Doch Fußball ist eben kein Wunschkonzert. Bei aller Euphorie für das fußballerisch wirklich mehr als ansehnliche Spiel, auf Lauterer Seite weiß man ganz genau, dass insbesondere die Abschlussqualität zunehmen und sich die Trefferquote steigen muss. Einstellung, Wille, Leidenschaft, Kampfgeist und mannschaftliche Geschlossenheit stimmen in der Truppe in jedem Fall. Da hat sich ein stabiler und solider Rumpf herauskristallisiert. Man darf dennoch auch gespannt sein auf Simon Skarlatidis, der diese Woche wieder voll und ganz ins Training einsteigen wird und der gestern bei seinem Besuch im FCK-Museum bereits einen Einblick in sein Innenleben gab, wie sehr er darauf brennt für die Roten Teufel auflaufen zu dürfen. Ein echter Gute-Laune-Typ übrigens, der dieser Mannschaft gut zu Gesicht stehen wird. Da darf man sich getrost bereits jetzt festlegen. Bis er in Kaiserslautern auch endlich seine eigene Bude beziehen kann, werden noch ein paar Tage ins Land ziehen. Bis es soweit ist, kann er sich ja allabendlich mit seinem aktuellen Wohnungs-Gastgeber Florian Pick mental schon mal auf einige spielerische und taktische Finten einstellen. Vorausgesetzt die haushälterischen Pflichtaufgaben der reinen Männer-WG lassen das zeitlich zu.

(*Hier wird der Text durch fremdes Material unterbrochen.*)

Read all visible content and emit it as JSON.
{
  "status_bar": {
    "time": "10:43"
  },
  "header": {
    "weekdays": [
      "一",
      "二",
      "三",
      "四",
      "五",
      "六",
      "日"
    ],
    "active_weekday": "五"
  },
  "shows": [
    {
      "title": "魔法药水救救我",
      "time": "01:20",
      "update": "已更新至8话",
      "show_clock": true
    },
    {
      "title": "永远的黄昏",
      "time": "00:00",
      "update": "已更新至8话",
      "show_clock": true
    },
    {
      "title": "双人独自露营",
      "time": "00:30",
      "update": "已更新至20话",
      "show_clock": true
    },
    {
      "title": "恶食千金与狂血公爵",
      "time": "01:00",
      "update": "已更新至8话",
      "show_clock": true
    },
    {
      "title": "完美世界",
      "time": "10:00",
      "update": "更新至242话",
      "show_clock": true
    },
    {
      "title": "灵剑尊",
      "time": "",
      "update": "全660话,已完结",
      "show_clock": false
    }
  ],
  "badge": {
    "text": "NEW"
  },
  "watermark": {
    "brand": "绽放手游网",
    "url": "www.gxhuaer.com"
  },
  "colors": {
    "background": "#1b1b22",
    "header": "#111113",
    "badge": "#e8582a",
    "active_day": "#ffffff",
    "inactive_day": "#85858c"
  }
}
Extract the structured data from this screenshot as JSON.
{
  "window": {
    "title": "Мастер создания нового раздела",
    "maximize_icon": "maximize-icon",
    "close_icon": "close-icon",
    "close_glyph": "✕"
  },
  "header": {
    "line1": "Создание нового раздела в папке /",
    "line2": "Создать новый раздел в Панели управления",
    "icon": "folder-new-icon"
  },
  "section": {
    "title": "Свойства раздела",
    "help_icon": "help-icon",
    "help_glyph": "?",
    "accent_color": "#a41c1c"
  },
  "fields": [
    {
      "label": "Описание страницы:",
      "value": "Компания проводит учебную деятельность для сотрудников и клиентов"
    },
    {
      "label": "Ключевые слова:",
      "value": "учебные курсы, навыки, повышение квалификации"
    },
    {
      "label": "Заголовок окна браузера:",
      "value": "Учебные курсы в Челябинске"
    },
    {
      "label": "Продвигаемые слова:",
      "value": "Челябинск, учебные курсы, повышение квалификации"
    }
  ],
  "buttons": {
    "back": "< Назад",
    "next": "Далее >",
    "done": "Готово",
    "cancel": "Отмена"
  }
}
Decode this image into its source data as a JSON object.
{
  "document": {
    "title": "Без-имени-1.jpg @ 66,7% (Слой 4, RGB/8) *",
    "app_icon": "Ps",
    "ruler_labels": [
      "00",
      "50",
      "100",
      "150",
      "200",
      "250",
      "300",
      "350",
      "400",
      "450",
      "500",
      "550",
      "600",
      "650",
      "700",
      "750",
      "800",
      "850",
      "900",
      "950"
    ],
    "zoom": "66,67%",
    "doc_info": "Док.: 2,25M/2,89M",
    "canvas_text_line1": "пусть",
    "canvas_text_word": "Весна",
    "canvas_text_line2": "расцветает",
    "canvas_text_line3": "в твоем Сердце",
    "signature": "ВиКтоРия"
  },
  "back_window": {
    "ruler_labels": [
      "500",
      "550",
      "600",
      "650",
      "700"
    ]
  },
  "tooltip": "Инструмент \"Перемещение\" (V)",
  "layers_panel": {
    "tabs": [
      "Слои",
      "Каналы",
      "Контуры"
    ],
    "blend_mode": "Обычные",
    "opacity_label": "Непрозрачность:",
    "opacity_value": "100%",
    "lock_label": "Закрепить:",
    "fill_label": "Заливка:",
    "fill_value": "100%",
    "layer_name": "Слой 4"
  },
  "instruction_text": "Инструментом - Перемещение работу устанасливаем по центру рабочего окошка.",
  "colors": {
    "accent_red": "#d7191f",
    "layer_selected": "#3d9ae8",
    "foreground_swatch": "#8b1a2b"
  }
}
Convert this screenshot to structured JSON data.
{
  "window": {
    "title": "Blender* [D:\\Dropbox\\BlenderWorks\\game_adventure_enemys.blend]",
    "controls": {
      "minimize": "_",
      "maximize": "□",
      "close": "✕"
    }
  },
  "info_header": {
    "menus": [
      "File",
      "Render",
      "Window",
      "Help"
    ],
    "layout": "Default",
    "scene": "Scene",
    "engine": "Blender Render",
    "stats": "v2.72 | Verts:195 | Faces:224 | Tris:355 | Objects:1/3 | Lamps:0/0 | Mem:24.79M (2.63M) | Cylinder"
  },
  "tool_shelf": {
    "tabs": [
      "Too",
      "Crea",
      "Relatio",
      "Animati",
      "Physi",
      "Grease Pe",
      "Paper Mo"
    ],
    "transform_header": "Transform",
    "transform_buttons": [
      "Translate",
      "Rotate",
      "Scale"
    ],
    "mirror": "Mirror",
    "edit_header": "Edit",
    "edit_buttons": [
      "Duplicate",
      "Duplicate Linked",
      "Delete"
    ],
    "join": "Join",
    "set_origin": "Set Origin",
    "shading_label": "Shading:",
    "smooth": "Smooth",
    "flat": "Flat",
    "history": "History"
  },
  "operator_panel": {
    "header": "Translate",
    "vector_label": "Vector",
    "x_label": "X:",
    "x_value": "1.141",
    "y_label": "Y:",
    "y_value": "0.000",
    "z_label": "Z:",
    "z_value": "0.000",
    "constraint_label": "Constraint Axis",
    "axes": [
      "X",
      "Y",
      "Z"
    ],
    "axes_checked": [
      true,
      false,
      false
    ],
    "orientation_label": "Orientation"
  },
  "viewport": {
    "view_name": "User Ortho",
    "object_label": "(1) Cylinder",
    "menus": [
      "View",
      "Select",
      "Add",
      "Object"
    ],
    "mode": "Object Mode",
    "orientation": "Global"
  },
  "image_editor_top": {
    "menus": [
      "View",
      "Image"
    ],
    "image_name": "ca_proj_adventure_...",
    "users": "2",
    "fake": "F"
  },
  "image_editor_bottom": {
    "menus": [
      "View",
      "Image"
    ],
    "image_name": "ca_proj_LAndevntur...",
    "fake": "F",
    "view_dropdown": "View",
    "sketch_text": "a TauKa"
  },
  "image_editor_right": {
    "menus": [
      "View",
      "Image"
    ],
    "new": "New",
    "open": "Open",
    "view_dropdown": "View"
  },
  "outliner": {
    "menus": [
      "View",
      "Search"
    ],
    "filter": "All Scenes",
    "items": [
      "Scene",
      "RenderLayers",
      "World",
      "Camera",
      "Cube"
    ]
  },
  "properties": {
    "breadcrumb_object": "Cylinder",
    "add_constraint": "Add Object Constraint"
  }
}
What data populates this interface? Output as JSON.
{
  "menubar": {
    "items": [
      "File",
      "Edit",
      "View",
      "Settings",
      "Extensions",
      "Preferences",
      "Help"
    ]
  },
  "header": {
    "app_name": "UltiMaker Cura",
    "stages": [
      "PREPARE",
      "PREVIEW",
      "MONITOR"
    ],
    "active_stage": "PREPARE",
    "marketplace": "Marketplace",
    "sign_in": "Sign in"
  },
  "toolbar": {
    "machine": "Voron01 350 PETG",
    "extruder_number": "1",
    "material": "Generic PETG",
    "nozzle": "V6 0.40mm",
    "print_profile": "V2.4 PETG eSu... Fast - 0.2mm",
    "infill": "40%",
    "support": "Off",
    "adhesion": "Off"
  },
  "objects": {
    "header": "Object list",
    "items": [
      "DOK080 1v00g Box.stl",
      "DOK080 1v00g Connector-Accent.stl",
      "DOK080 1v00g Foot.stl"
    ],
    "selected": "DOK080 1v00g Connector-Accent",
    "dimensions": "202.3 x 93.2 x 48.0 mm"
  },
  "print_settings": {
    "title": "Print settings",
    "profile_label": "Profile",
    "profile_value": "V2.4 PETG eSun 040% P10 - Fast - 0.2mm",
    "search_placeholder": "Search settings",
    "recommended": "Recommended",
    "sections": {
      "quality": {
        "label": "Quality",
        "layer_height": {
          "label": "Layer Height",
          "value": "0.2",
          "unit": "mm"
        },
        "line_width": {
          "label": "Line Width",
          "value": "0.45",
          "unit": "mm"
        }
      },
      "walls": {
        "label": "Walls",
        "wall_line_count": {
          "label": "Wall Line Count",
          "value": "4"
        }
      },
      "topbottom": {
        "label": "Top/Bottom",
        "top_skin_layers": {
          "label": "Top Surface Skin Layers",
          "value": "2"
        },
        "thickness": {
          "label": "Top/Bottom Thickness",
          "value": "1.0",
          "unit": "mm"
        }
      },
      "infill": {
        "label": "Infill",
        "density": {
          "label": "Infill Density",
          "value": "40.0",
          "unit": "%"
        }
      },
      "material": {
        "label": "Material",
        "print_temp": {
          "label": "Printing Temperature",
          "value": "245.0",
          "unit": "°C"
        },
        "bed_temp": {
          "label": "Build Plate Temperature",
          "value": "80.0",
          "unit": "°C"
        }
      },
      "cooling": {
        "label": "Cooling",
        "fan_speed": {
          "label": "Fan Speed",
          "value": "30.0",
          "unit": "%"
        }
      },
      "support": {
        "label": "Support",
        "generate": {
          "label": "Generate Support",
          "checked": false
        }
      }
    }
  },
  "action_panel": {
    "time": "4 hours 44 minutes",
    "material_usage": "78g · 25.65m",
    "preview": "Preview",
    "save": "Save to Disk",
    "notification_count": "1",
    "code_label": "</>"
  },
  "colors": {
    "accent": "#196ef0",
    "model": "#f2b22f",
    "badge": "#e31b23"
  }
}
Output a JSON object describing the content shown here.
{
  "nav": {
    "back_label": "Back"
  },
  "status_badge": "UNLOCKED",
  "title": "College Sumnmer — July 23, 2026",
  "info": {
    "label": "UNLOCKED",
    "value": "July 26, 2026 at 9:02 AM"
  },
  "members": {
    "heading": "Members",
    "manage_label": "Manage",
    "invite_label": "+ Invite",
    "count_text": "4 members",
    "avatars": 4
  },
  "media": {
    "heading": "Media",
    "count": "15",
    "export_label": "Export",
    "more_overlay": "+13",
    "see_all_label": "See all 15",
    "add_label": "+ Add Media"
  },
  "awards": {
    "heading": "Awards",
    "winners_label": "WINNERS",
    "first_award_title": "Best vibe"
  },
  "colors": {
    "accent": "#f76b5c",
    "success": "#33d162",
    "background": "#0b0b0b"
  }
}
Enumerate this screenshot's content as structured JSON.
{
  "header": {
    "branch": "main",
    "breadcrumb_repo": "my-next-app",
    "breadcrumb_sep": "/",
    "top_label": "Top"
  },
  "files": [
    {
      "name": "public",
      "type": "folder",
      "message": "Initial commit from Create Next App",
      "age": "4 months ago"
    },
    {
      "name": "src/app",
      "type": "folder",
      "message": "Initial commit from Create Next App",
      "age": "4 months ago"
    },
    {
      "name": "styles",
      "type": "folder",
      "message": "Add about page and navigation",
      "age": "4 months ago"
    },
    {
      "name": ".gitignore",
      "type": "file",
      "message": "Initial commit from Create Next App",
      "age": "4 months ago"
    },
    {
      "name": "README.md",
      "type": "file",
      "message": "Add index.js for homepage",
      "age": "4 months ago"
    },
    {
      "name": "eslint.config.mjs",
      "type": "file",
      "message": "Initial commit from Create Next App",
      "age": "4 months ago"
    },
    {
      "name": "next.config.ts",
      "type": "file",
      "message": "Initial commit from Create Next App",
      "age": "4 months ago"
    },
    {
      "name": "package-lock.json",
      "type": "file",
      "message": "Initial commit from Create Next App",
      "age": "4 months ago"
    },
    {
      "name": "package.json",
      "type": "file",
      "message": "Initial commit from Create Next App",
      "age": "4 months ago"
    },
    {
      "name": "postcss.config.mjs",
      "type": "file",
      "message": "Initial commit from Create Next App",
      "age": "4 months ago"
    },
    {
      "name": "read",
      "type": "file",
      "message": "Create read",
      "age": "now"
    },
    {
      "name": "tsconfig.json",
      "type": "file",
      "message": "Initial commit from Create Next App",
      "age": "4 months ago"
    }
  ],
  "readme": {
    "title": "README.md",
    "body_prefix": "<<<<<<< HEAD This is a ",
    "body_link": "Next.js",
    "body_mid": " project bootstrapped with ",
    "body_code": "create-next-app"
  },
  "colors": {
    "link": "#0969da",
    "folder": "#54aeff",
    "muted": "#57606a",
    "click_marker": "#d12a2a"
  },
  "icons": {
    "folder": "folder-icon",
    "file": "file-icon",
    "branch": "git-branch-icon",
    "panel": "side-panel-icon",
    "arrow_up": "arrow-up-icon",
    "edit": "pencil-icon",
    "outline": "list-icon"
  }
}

Am Wochenende wird der SChlusspunkt der Englischen Woche gespielt. DEr FCK gastiert dabei auswärts bei Preußen Münster. Kann die Mannschaft die seit Saisonbeginn abgerufene und in den drei bisherigen Spielen jeweils gesteigerte Leistung konservieren oder gar noch steigern, muss einem vor dem Ausflug ins Münsterland am kommenden Samstag nicht bange sein. Der Unterstützung zahlreicher Fans darf sich der FCK auch vor diesem Gastspiel gewiss sein. Münster, wir kommen!